Melhorar o estado de conservação das espécies e habitats em Portugal, restaurar 30% dos ecossistemas degradados até 2030, articular melhor a proteção da biodiversidade e os desenvolvimentos económico e territorial, fortalecer mecanismos de governança e participação e cumprir com os compromissos internacionais assumidos pelo país.
Estes são os resultados que o Governo pretende alcançar com a nova versão da Estratégia Nacional da Conservação da Natureza e Biodiversidade 2030 (ENCNB 2030), cuja proposta de revisão foi apresenta esta segunda-feira, na sede do Ministério do Ambiente e Energia, em Lisboa.
A apresentação ficou a cargo de Nuno Banza, presidente do Conselho Diretivo do Instituto da Conservação da Natureza e das Florestas (ICNF), que informou que a revisão da estratégia pretende ser “uma resposta estratégica às novas realidades ambientais, aos compromissos internacionais e às necessidades nacionais identificadas desde a elaboração da anterior versão em 2018”.
Para quem acompanha o tema, talvez tenha estranhado o facto de a revisão da ENCNB não constar do programa do atual Governo, tendo estado plasmada no programa do anterior. Contudo, essa aparente ausência dever-se-á provavelmente ao facto de a proposta de revisão ter estado a ser já finalizada no período de transição entre executivos.
Esta revisão visa atualizar e adaptar a estratégia a um contexto de “maior urgência climática e ecológica”, sendo que a sua avaliação “revelou necessidades de clarificação estrutural e operacional”.
Apesar das mudanças que surgem, Governo e ICNF garantem que a nova versão “não representa uma rutura com a versão anterior”, mas antes “um refinamento e atualização estratégica que reflete a evolução do conhecimento científico, das políticas públicas e dos compromissos ambientais”.

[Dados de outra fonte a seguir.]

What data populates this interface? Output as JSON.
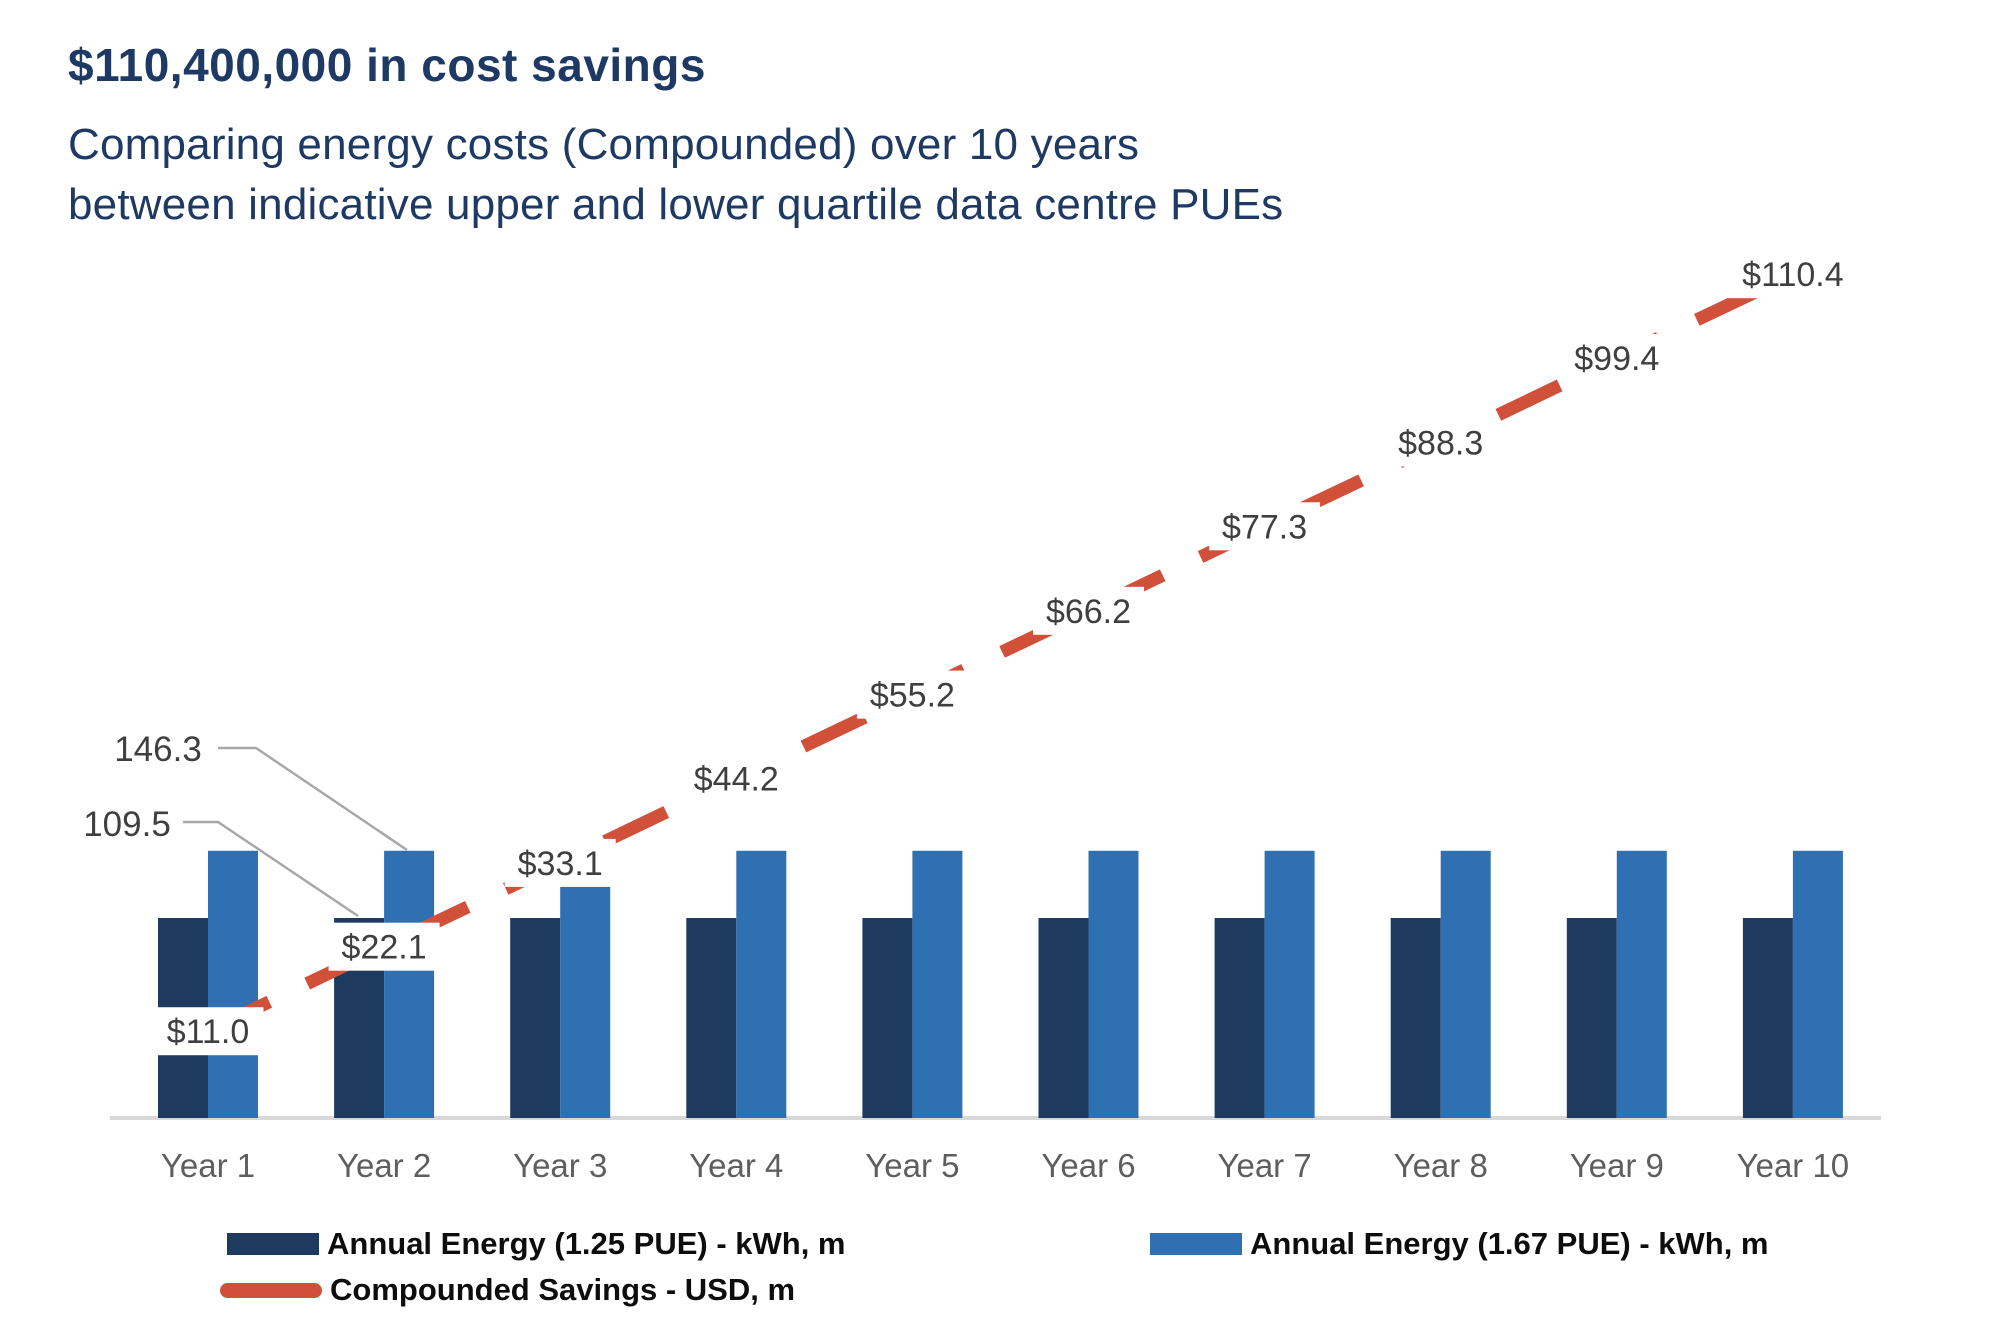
{
  "header": {
    "title": "$110,400,000 in cost savings",
    "subtitle_line1": "Comparing energy costs (Compounded) over 10 years",
    "subtitle_line2": "between indicative upper and lower quartile data centre PUEs"
  },
  "colors": {
    "title_navy": "#1E3A64",
    "bar_dark_blue": "#1F3A5F",
    "bar_light_blue": "#2F70B2",
    "line_red": "#D1503A",
    "axis_line_gray": "#D8D8D8",
    "axis_label_gray": "#5E5E5E",
    "data_label_gray": "#3F3F3F",
    "leader_line_gray": "#A8A8A8",
    "legend_text_black": "#0D0D0D",
    "label_background": "#FFFFFF"
  },
  "legend": {
    "items": [
      {
        "label": "Annual Energy (1.25 PUE) - kWh, m",
        "swatch": "dark-blue-rect"
      },
      {
        "label": "Annual Energy (1.67 PUE) - kWh, m",
        "swatch": "light-blue-rect"
      },
      {
        "label": "Compounded Savings - USD, m",
        "swatch": "red-line"
      }
    ]
  },
  "chart_data": {
    "type": "bar",
    "subtype": "combo-bar-line",
    "title": "$110,400,000 in cost savings",
    "categories": [
      "Year 1",
      "Year 2",
      "Year 3",
      "Year 4",
      "Year 5",
      "Year 6",
      "Year 7",
      "Year 8",
      "Year 9",
      "Year 10"
    ],
    "series": [
      {
        "name": "Annual Energy (1.25 PUE) - kWh, m",
        "render": "bar",
        "color": "#1F3A5F",
        "values": [
          109.5,
          109.5,
          109.5,
          109.5,
          109.5,
          109.5,
          109.5,
          109.5,
          109.5,
          109.5
        ]
      },
      {
        "name": "Annual Energy (1.67 PUE) - kWh, m",
        "render": "bar",
        "color": "#2F70B2",
        "values": [
          146.3,
          146.3,
          146.3,
          146.3,
          146.3,
          146.3,
          146.3,
          146.3,
          146.3,
          146.3
        ]
      },
      {
        "name": "Compounded Savings - USD, m",
        "render": "line",
        "line_style": "dashed",
        "color": "#D1503A",
        "values": [
          11.0,
          22.1,
          33.1,
          44.2,
          55.2,
          66.2,
          77.3,
          88.3,
          99.4,
          110.4
        ],
        "point_labels": [
          "$11.0",
          "$22.1",
          "$33.1",
          "$44.2",
          "$55.2",
          "$66.2",
          "$77.3",
          "$88.3",
          "$99.4",
          "$110.4"
        ]
      }
    ],
    "bar_callouts": [
      {
        "text": "146.3",
        "series_index": 1,
        "category": "Year 2"
      },
      {
        "text": "109.5",
        "series_index": 0,
        "category": "Year 2"
      }
    ],
    "xlabel": "",
    "ylabel": "",
    "axes": {
      "x_line_visible": true,
      "y_axis_visible": false,
      "gridlines": false
    },
    "legend_position": "bottom"
  }
}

Quatro eixos estratégicos, 24 objetivos e 72 medidas
Uma das principais alterações é o facto de a estratégia de 2018 contemplar três eixos estratégicos – “melhorar o estado de conservação do património natural”, “promover o reconhecimento do valor do património natural” e “fomentar a apropriação dos valores naturais da biodiversidade pela sociedade” – e de a nova versão agora proposta ser orientada por quatro: “Conservação e restauro de ecossistemas”, “Gestão integrada e sustentável do território”, “Valorização económica e social” e “Governança e conhecimento”.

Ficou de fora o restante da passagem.